# Unable to detect my wireless network



## Glenn1239 (Jun 16, 2011)

Hey there, I just moved into a new apartment and I bought a usb wireless adapter so I could make use of the virgin media broadband. I've only ever used the internet on this computer via my ethernet connection. 

I installed the network adapter with no problem (using the CD included in the box) and it appears in my device manager and is working correctly. *However,* when I look look at the available networks I can only find BT Openzone (it's a pay as you go service, I'm using it now to try and fix this ), and some random BTHomeHub. I should be able to see a lot more, including my Virgin Media network, but I can't. 

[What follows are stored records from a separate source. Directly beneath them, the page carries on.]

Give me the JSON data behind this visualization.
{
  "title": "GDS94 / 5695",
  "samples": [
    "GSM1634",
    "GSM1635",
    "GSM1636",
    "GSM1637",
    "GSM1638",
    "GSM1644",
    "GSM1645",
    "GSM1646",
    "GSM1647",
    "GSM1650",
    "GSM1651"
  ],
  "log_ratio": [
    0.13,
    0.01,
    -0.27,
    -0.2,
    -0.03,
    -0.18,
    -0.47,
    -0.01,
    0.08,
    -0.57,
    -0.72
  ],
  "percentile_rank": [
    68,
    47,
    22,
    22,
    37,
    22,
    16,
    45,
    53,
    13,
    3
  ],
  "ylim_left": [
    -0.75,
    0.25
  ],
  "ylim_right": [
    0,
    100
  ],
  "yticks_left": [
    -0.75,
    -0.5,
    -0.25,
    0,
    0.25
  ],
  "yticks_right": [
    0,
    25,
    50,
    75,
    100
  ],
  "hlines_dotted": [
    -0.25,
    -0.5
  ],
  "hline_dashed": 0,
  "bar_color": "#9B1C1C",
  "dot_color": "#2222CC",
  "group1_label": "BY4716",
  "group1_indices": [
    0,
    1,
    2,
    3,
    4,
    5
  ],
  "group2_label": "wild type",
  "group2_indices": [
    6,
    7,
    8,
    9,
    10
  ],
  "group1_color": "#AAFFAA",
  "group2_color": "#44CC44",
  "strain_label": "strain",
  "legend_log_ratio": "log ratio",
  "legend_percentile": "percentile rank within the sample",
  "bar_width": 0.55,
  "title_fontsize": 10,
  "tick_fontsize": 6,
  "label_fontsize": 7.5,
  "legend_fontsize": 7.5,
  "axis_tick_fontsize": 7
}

It was the best 'Dongle'[?] in the store, so I'm guessing it's not an issue of proximity. I'm also certain that the network should be publicly visable. I'd be grateful if someone could suggest some possible fixes. I'll provide any further information you require.


*Some things you will need to know:*
*OS: *Windows XP PRO SP3
*ISP:* Virgin Media
*USB Wireless adapter: *Belkin Play dual-band N600 F7D4101 


Microsoft Windows XP [Version 5.1.2600]
(C) Copyright 1985-2001 Microsoft Corp.

H:\Documents and Settings\Glenn>ipconfig /all

Windows IP Configuration

Host Name . . . . . . . . . . . . : glenn-una8nvz55
Primary Dns Suffix . . . . . . . :
Node Type . . . . . . . . . . . . : Unknown
IP Routing Enabled. . . . . . . . : No
WINS Proxy Enabled. . . . . . . . : No
DNS Suffix Search List. . . . . . : home

Ethernet adapter Local Area Connection:

Media State . . . . . . . . . . . : Media disconnected
Description . . . . . . . . . . . : Realtek PCIe GBE Family Controller
Physical Address. . . . . . . . . : F4-6D-04-09-B3-21

Ethernet adapter Wireless Network Connection 3:

Connection-specific DNS Suffix . : home
Description . . . . . . . . . . . : Belkin Play Wireless USB Adapter
Physical Address. . . . . . . . . : 08-86-3B-0F-10-7B
Dhcp Enabled. . . . . . . . . . . : Yes
Autoconfiguration Enabled . . . . : Yes
IP Address. . . . . . . . . . . . : 10.120.189.122
Subnet Mask . . . . . . . . . . . : 255.255.255.248
Default Gateway . . . . . . . . . : 10.120.189.121
DHCP Server . . . . . . . . . . . : 10.120.189.121
DNS Servers . . . . . . . . . . . : 192.168.22.22
 192.168.22.23
Lease Obtained. . . . . . . . . . : Thursday, June 16, 2011 8:34:49 PM
Lease Expires . . . . . . . . . . : Thursday, June 16, 2011 8:44:49 PM

H:\Documents and Settings\Glenn>


Thank you.


----------



## Old Rich (May 31, 2007)

and welcome to the Forum

Download and run this Xirrus Wi-Fi Inspector, click the *Networks* link on the upper left and paste a screen shot of that screen here. Note that this application requires NET Framework to run. If you get an error about a missing function, download and install NET Framework.


To post a screen shot of the active window, hold the _*Alt*_ key and press the *PrtScn* key. Open the Windows PAINT application and _*Paste*_ the screen shot. You can then use PAINT to trim to suit, and save it as a JPG format file. To upload it to the forum, open the full reply window and use the _*Manage Attachments*_ button to upload it here.


----------



## Glenn1239 (Jun 16, 2011)

Done. 

Sorry for the delay, unstable/ slow connection.

Picture attached, doesn't look good... it's only finding the same networks :/


----------



## Old Rich (May 31, 2007)

What makes you think there are others?


----------



## Glenn1239 (Jun 16, 2011)

Old Rich said:


> What makes you think there are others?


1. I'm in a busy residential area in the City.
2. The USB wireless adapter was the best I could find, so it should have a decent range.
3. I live in a house with 4 other students who can all access the network. 
4. The router can't be more than 30 ft from me.


Please tell me you have an idea :'( 

Going a little crazy with this slow, ridiculously expensive internet...


----------



## Old Rich (May 31, 2007)

Can you run Xirrus on one of theother pc's that see your wireless?


----------



## Glenn1239 (Jun 16, 2011)

It's 11pm, a little too late to knock an a strangers door and ask to download software haha.

I have a PC here with Linux Fedora 14 on it, but testing with that seems like a huge headache.

I'm half numb from googling the problem, god I hate networking. 

Thanks for trying :/


----------



## Old Rich (May 31, 2007)

We'll be here tomorrow


----------